In neighboring Nepal, on the southern side of the border-straddling mountain, authorities said Wednesday they caught an American with a "Free-Tibet" banner at its base camp and forced him to end his climb.

The Everest ascent -- to be broadcast live in China by state-run TV -- has been celebrated as "the brightest point in the torch relay" by Chinese media. A special torch was designed to keep the flame burning in Everest's thin air, and a road was built on the permafrost to base camp.

Even before the recent protests, Beijing was reluctant to let foreign media cover the ascent and only relented in January after International Olympic Committee pressure.

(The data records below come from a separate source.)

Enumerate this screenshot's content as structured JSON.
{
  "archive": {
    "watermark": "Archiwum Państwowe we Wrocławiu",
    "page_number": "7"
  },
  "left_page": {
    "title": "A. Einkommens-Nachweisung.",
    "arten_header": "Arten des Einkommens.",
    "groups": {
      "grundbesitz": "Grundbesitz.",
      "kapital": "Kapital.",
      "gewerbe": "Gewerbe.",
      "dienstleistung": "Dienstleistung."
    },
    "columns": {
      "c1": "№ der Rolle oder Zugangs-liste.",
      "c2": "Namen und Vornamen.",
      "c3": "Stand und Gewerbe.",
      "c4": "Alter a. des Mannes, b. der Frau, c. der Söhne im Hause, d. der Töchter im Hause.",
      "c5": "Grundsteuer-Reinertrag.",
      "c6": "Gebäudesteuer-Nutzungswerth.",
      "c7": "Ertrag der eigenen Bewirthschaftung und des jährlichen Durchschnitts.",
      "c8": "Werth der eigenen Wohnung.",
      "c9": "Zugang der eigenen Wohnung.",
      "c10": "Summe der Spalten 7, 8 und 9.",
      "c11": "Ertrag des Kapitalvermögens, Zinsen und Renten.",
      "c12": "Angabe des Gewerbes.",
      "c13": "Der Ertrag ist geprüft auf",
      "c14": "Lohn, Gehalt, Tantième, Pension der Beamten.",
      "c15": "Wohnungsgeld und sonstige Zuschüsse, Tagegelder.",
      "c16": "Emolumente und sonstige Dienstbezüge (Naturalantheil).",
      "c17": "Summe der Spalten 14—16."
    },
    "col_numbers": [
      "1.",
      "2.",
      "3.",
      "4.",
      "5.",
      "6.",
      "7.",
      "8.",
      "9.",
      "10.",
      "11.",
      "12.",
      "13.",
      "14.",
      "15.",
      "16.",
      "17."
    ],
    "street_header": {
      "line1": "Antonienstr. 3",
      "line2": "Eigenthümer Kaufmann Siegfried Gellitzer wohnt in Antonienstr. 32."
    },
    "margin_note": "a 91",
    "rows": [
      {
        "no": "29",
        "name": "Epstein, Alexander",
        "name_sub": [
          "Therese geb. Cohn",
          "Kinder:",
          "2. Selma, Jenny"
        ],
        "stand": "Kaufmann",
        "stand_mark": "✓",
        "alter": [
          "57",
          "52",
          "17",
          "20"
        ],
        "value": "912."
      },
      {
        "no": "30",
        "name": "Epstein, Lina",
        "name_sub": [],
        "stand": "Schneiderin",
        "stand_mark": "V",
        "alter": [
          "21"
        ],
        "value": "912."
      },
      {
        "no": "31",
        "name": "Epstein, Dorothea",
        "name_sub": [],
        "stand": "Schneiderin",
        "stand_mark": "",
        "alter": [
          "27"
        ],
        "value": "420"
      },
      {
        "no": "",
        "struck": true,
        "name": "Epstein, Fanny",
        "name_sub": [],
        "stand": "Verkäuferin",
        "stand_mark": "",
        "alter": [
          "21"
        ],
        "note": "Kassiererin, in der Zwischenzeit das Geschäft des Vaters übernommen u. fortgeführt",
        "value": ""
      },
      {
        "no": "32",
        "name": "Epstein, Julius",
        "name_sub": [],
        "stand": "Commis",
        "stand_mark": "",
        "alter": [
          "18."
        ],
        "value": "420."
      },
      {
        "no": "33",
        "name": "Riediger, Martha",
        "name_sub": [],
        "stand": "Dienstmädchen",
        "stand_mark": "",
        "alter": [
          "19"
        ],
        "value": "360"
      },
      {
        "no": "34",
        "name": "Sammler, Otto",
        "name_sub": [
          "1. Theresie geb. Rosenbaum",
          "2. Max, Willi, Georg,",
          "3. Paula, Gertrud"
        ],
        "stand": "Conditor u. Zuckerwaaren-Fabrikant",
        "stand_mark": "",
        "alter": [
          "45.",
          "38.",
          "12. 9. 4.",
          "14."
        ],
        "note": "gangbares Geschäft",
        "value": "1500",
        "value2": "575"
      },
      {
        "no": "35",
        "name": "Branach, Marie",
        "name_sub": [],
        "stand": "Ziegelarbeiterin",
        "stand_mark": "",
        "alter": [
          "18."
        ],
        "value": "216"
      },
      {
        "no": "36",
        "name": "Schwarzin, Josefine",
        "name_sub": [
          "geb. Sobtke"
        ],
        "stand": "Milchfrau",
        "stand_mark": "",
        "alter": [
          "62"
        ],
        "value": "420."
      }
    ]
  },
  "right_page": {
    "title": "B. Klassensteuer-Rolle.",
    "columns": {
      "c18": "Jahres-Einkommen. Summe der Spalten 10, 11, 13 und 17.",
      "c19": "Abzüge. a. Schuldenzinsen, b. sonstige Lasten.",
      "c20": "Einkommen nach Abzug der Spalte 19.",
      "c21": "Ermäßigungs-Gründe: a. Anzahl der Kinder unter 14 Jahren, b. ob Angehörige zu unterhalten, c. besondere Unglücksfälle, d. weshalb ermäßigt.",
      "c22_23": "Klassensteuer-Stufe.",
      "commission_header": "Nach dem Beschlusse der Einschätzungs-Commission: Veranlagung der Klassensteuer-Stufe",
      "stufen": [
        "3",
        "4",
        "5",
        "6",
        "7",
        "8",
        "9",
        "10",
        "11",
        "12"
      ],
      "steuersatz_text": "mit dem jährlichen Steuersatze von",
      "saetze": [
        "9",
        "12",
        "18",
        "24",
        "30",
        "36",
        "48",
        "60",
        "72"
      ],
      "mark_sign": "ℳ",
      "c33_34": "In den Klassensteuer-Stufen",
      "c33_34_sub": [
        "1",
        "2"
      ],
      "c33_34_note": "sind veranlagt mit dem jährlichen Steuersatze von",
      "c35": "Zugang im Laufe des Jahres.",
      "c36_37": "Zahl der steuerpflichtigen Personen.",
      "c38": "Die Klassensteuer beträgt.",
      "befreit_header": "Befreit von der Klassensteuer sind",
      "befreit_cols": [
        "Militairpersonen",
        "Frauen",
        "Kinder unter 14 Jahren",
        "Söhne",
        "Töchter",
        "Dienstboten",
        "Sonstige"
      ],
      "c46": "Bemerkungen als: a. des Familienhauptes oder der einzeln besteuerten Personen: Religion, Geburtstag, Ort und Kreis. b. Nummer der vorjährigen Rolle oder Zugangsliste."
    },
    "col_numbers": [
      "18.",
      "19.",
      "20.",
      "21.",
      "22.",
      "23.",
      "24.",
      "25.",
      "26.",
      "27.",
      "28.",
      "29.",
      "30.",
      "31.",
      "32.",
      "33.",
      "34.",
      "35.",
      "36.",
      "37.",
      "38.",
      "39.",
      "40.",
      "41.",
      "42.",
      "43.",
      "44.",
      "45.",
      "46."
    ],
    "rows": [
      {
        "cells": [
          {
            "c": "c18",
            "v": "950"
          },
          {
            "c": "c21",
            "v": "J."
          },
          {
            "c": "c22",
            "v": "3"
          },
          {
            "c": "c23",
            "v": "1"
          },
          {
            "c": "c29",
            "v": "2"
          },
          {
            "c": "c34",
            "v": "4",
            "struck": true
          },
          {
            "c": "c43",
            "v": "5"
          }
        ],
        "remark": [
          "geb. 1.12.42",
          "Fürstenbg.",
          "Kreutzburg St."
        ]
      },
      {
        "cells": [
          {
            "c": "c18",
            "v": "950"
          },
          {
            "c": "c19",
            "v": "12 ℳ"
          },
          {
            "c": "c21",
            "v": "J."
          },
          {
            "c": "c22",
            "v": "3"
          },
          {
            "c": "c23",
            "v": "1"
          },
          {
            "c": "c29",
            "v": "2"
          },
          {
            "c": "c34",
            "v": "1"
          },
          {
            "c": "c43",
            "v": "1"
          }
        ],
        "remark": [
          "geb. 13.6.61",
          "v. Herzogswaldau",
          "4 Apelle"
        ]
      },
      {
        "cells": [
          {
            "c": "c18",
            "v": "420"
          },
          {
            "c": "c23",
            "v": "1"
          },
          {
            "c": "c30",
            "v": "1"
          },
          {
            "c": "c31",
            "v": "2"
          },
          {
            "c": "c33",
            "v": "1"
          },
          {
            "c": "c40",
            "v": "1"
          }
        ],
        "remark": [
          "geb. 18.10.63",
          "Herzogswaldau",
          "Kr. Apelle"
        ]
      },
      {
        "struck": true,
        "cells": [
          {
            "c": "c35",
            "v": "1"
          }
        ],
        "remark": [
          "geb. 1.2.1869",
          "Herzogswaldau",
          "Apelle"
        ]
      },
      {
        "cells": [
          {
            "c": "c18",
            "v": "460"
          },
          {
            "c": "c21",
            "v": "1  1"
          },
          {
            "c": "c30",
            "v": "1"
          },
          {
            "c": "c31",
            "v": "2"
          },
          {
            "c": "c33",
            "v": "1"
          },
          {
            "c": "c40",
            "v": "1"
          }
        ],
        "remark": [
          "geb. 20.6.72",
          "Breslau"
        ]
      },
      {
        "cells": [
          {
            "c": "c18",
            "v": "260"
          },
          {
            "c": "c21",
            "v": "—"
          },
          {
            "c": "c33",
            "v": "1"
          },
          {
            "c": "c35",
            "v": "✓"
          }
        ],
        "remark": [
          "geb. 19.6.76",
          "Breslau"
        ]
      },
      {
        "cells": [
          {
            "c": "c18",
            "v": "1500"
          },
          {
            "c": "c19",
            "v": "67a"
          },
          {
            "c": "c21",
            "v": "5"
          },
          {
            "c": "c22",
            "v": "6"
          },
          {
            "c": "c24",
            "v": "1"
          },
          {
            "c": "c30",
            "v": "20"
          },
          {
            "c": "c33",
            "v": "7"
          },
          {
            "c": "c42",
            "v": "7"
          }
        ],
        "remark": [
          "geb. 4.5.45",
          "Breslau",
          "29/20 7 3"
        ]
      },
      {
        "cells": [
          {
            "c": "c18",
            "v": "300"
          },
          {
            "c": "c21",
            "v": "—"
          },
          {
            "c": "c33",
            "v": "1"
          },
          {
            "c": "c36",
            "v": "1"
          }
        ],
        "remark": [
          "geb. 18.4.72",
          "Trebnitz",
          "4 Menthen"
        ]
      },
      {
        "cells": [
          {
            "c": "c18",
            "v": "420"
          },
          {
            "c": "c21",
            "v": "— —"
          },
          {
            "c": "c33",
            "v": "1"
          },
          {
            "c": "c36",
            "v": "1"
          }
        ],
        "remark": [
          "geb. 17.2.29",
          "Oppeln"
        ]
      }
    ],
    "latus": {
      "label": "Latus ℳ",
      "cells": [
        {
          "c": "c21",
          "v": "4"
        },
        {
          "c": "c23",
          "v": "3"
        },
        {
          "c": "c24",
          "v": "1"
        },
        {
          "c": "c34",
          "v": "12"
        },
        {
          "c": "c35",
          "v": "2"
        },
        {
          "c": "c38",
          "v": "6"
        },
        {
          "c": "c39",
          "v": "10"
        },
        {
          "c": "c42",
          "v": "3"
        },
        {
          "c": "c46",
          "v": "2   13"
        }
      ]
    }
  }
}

BOCOG said the schedule changes were necessary due to foul weather at base camp, and it played down reporters' concerns about altitude sickness.

"This is a high-altitude region and we don't want to keep you there for too long," said BOCOG spokesman Shao Shiwei. When reporters cited doctors' warnings about the increased danger of a shortened period to acclimatize, Shao said: "If you stay up there too long it may be even more dangerous to your health."

Some people suffer altitude sickness, or acute mountain sickness, even at 7,000 feet, experiencing shortness of breath, fatigue and nausea. The symptoms can become particularly severe above 14,000 feet, resulting in swelling and the buildup fluid in the lungs or the brain that in some cases can be fatal, according to experts.